Ab 2005 änderte sich die Zuzahlungsregelungen: Zahlte die Kasse bis dahin einen prozentualen Anteil der geplanten Behandlung, überwies sie nun nur noch einen befundorientierten Festzuschuss. War in den Augen der Krankenkassen also etwa eine Krone die passende Behandlung, so erhielt der Zahnarzt einen festen Zuschuss von rund 175 Euro – unabhängig davon, ob die Krone, die der Arzt einsetzen wollte, 350 oder 500 Euro kosten sollte. Dafür wurde ihm offiziell erlaubt, billigen Zahnersatz aus dem Ausland zu verwenden.
In der Zeit entstanden die Zahnarztketten mit ausländischen Zahnlaboren.
Zwar liegt der Anteil ausländischen Zahnersatzes, der in deutschen Praxen verarbeitet wird, derzeit lediglich bei rund zehn Prozent, wie eine gemeinsame Studie der Kassenzahnärztlichen Bundesvereinigung und der Bundeszahnärztekammer ermittelt hat.
Die Zahntechniker sehen das ganz anders. „Nur durch eine Zusammenarbeit des Zahnarztes mit einem Zahntechnikerlabor vor Ort kann qualitativ hochwertiger Zahnersatz entstehen“, sagte der Geschäftsführer der Zahntechniker-Innung für den Regierungsbezirk Düsseldorf. Er klagt darüber, dass seine Branche massive Umsatzeinbußen habe hinnehmen müssen und in den vergangenen fünf Jahren 20 000 Arbeitsplätze verloren gegangen seien. Mit deutschen Kassenbeiträgen würden Zahntechniker in China bezahlt. Der Konkurrenz aus Fernost begegne man derzeit mit einer Qualitätsoffensive, die die Vorzüge der guten Handwerkerleistung vor Ort transparent mache.
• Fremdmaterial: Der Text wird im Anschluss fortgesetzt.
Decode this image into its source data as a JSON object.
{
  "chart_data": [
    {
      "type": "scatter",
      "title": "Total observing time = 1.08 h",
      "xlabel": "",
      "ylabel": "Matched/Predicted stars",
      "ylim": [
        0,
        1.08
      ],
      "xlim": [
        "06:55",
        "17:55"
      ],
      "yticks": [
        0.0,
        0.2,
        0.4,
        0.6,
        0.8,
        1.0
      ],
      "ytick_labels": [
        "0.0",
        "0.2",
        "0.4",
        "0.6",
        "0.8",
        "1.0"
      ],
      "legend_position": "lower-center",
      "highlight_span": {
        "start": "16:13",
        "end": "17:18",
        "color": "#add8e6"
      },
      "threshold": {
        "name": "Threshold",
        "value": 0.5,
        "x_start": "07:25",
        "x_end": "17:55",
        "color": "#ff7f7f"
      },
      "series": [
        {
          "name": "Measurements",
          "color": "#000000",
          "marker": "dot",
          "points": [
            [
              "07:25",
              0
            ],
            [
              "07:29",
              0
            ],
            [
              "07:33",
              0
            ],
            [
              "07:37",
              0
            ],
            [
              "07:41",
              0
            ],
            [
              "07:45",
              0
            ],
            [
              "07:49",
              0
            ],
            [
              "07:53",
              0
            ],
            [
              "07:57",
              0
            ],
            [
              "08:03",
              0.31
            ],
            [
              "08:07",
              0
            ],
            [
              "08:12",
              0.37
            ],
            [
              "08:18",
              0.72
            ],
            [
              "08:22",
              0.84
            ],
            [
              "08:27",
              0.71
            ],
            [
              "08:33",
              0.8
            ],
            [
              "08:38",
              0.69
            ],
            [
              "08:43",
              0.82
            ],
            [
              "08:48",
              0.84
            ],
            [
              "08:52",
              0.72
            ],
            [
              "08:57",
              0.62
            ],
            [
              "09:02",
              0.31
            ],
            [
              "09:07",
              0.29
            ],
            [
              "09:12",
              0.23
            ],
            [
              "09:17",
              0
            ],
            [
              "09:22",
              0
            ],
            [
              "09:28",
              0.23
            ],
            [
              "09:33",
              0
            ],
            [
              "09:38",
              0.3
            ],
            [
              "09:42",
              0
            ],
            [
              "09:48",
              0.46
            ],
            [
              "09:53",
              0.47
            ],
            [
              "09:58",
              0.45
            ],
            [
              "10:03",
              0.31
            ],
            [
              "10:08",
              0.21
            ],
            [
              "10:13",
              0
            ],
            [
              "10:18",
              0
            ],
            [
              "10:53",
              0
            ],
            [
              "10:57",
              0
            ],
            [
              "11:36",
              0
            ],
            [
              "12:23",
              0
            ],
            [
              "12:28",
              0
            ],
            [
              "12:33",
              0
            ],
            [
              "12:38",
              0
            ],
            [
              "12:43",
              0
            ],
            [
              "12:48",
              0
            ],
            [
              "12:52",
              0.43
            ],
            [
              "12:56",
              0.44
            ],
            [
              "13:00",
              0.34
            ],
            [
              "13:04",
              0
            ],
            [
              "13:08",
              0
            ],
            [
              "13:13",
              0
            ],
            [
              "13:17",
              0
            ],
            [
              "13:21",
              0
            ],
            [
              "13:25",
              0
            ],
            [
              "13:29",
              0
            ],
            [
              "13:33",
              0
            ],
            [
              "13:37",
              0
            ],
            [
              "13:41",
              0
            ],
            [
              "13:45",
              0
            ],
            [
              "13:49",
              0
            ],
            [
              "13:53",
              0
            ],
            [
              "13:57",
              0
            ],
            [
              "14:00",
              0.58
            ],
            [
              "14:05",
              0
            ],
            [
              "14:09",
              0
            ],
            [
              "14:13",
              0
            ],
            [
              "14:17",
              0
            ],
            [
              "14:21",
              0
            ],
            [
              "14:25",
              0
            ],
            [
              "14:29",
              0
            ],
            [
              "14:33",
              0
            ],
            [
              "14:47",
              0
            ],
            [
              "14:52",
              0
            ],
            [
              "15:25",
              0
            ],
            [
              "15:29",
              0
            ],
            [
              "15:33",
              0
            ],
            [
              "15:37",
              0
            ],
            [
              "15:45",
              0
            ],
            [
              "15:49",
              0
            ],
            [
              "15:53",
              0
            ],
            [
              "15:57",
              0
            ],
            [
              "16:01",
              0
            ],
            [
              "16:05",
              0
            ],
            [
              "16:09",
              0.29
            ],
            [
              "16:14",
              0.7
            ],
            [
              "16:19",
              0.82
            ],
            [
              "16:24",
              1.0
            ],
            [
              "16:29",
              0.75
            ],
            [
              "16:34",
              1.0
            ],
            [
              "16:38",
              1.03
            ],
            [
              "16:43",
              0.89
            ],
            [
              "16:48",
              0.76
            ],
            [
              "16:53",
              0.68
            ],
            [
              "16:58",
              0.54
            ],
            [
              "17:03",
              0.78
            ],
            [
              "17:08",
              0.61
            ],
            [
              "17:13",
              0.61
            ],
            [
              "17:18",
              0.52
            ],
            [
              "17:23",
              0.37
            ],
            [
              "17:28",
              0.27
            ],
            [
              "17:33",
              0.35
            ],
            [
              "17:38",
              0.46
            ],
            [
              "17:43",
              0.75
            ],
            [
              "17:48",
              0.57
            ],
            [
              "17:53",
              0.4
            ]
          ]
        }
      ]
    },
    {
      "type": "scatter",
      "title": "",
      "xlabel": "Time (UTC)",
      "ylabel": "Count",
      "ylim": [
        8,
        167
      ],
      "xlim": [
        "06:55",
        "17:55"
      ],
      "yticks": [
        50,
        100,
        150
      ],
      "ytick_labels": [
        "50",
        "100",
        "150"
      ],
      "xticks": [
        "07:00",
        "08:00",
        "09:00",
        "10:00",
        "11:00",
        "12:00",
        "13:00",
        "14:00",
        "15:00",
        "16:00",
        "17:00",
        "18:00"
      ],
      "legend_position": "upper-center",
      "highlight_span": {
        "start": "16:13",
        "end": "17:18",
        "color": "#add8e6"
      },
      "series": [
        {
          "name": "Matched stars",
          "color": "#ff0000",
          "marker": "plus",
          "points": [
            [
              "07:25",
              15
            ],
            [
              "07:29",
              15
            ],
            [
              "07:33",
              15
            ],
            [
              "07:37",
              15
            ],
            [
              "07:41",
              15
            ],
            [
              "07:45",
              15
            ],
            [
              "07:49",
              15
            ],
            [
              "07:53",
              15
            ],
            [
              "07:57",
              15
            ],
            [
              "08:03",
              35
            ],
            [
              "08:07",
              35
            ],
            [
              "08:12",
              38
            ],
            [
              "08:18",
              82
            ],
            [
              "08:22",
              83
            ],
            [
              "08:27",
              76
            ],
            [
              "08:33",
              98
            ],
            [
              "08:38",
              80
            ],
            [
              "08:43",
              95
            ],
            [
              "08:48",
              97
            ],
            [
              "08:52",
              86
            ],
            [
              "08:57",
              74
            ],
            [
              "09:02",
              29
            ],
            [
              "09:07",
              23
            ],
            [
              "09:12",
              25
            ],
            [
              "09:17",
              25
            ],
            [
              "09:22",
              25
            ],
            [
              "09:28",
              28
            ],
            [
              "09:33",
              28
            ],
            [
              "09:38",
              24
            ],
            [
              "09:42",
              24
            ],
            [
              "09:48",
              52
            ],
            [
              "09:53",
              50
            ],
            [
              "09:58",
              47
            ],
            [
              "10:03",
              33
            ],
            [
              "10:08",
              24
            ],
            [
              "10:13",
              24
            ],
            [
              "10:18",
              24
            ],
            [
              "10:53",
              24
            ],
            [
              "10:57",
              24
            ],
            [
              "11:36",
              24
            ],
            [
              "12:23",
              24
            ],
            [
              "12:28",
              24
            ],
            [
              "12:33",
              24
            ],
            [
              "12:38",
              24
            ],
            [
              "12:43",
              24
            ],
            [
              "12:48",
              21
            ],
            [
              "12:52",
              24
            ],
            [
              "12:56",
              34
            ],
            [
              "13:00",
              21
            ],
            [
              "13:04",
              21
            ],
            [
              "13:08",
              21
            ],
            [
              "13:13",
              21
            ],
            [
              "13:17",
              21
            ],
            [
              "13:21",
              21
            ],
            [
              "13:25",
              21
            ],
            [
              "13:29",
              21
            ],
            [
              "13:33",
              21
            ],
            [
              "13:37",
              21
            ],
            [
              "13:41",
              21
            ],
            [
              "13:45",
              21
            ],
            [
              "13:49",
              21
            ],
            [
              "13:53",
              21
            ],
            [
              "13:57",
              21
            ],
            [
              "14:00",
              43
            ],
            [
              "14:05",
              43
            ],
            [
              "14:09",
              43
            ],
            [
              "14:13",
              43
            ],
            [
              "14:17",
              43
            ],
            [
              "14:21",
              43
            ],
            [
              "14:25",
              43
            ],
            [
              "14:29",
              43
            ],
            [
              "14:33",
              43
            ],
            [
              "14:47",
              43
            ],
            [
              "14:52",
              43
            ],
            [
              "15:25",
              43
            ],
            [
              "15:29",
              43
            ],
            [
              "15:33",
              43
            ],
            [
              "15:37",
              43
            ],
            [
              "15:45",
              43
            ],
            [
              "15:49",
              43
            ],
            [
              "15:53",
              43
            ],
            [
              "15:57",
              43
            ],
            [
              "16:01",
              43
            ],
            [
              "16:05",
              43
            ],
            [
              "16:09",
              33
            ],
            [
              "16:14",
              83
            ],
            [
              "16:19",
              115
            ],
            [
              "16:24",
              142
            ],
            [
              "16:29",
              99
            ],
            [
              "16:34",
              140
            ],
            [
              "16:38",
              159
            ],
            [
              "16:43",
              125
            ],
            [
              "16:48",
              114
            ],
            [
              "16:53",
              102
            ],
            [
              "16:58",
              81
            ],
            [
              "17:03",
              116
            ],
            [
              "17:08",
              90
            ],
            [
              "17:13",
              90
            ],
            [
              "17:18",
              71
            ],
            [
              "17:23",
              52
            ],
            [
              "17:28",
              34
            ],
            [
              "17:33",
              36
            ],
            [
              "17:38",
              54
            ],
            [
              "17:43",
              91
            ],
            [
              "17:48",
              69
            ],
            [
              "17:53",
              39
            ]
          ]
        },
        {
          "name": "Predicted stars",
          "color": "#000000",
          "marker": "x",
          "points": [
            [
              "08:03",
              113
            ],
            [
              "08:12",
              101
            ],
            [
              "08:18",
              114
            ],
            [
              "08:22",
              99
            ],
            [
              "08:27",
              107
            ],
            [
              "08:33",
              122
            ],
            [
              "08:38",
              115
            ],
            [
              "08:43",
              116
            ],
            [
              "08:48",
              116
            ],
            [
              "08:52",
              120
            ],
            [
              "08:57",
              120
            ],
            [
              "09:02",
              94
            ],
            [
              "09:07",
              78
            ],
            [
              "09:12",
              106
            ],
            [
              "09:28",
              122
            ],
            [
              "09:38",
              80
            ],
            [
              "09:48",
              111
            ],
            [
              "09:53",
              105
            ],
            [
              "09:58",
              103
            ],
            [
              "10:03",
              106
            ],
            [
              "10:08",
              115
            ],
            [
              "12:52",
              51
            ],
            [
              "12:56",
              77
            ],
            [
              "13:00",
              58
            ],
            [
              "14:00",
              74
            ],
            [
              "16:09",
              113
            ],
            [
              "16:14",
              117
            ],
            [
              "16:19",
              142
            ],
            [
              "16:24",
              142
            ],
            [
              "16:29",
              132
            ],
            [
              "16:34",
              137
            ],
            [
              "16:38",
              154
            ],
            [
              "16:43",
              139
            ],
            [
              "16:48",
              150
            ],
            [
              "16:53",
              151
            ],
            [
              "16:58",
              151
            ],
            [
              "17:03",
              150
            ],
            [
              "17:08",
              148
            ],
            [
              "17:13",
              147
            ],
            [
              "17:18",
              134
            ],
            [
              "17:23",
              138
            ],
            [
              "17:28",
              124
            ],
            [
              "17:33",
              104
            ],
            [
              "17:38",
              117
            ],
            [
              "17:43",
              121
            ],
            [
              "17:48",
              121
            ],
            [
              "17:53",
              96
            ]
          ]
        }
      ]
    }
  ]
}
Die Bedeutung der Nachteile des ausländischen Zahnersatzes steigt mit der Komplexität des Zahnersatzes und den ästhetischen Ansprüchen des Patienten. Diese Probleme können allerdings durch die unerfahrenen jungen Zahnärzten in diesen Zahnarztketten nicht aufgefangen werden. Deutsche Zahntechniker werden die schlecht bearbeiteten Geschiebekasten und die Innenteleskope nicht in Ordnung bringen. Um diese hochwertige Technik richtig zu beherrschen, muss man in Deutschland eine Meisterschule besuchen und die deutsche Präzision in der Zahntechnik beherrschen.
Da die Menschen heute besser auf ihre Zähne aufpassen, ist Zahnersatz seltener nötig als früher. Zudem schaffen sich immer mehr Zahnärzte computergestützte Fräsmaschinen an, mit denen sie Keramik-Inlays oder -Kronen in der Praxis herstellen können – ganz ohne Zahntechniker.
Viel mehr Sorgen haben heute die Kassenzahnärztlichen Vereinigungen mit den großen Unternehmen, die seit 2003 auf dem Dentalmarkt flächendeckend mit so vielen Praxen wie möglich Kooperationsvereinbarungen treffen. Anschließend handeln sie Verträge für die unter ihrem Dach zusammengeschlossenen Praxen mit den Krankenkassen aus zu günstigeren Tarifen. Im Gegenzug versprechen die Kassen, ihre Patienten in die Vertragspraxen zu schicken, wo sie für eine gute Auslastung sorgen.
Die Folge: Die Zahnärzte, die sich beteiligen, haben oft volle Wartezimmer, dafür sinken ihre Honorare.Viele haben Angst, dass bald nicht mehr Zahnärzte, sondern Manager das Sagen in der zahnmedizinischen Versorgung haben könnten, die Praxen in einem ruinösen Preiskampf gegeneinander ausgespielt werden und dabei die Qualität auf der Strecke bleibt. Zudem ist das Recht der Patienten auf freie Arztwahl gefährdet.